July / August 2019
Lutwick’s Boatbuilding & Repair
The building where Lutwick’s Boatbuilding & Repair operates has been used as a boatshop since 1929, and Bill Lutwick has been operating his business there since 1984. The Tancook schooner AMASONIA, shown here fresh from a refit started in January 2017, came with an unusual, but perfectly welcome and appreciated, apprentice: her owner, Lorne Leahey.
On a sunny July 20, 2018, the freshly painted schooner AMASONIA was eased back into the waters of Nova Scotia’s Mahone Bay. She is a handsome specimen of a 38' wooden Tancook schooner, and she was finally afloat again after an extensive rebuilding at Lutwick’s Boatbuilding & Repair.
Her owner, Lorne Leahey, was there, dressed in workman’s clothes and looking more like a boatbuilder than the retired pediatric orthopedic surgeon that he is. He worked through two winters side by side with Bill Lutwick to rebuild AMASONIA, making him, at age 68, perhaps the oldest apprentice in Nova Scotia’s history of wooden boat building.

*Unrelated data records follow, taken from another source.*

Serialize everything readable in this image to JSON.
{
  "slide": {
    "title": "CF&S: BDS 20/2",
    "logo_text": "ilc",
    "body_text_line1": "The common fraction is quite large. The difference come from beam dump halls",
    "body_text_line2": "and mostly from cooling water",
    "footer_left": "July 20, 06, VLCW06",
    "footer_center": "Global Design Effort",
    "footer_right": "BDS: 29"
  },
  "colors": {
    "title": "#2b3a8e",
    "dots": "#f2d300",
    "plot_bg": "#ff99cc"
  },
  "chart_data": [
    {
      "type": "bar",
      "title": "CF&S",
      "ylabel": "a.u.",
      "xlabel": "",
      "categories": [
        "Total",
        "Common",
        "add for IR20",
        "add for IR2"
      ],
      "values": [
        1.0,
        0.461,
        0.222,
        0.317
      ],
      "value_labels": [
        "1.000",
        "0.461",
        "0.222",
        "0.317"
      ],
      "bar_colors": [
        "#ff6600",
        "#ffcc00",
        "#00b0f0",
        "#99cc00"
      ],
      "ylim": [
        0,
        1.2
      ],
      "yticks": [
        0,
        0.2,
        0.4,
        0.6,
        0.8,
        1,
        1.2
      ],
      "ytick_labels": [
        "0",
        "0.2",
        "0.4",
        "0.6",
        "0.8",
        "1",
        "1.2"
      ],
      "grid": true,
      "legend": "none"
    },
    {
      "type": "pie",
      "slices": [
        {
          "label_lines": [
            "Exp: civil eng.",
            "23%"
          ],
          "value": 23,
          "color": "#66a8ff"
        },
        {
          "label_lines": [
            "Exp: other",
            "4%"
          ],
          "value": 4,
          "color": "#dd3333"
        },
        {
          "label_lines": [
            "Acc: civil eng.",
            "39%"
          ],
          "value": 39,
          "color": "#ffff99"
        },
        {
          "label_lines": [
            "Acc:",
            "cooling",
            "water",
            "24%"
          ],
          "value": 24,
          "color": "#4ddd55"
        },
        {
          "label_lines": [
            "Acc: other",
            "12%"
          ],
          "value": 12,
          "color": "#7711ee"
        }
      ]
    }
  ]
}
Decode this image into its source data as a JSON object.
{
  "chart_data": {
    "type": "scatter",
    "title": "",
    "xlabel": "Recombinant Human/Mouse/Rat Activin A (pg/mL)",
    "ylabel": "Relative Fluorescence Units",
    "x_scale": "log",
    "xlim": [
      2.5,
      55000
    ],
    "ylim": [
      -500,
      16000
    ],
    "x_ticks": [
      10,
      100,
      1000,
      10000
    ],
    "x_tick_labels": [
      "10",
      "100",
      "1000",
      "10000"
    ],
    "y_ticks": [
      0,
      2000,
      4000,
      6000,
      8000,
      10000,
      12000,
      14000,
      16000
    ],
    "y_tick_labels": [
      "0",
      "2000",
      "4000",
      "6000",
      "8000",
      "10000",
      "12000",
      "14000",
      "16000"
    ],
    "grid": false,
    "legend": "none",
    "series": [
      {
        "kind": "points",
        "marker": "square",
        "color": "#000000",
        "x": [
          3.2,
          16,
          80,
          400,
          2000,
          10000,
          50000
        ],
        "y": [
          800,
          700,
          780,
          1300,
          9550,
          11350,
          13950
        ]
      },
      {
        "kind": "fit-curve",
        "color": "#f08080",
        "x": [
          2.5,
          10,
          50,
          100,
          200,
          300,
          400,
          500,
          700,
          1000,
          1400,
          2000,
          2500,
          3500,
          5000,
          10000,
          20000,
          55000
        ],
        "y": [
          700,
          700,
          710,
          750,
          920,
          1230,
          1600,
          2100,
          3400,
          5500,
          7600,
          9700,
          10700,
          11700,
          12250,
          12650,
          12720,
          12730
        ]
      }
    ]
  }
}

Leahey brought AMASONIA to Lutwick’s shop in the summer of 2016 with a persistent leak around her rudderpost. It was clear then that although the leak could be remedied, AMASONIA had larger problems. Leahey had owned AMASONIA for 29 years and now faced the challenge of caring for an 83-year-old wooden boat. A rebuild would cost more than the boat’s eventual market value. But Leahey’s motivation was not financial, and he had been setting funds aside so that when the time came he would be ready.
Why was he all-in for a large project on such an old boat that would yield no financial return? AMASONIA, he said, was a family boat of great personal importance. “She was feeling her age, and I wanted to do the job before it was too late. To ensure that she would be ready for the next generations—my kids are grown up and there are now two grandchildren—I wanted to know that they would become stewards of an old wooden boat that was in great condition.” Leahey also had sailed many different boats during his life, some of them wooden ones built in Nova Scotia, and, in his opinion, no other locally built boat was as well balanced, could be sailed as confidently, nor could keep her crew so comfortable as AMASONIA. “She was the best craft to buffer you from the forces of Mother Nature; to sail [her] has always been something special,” he says.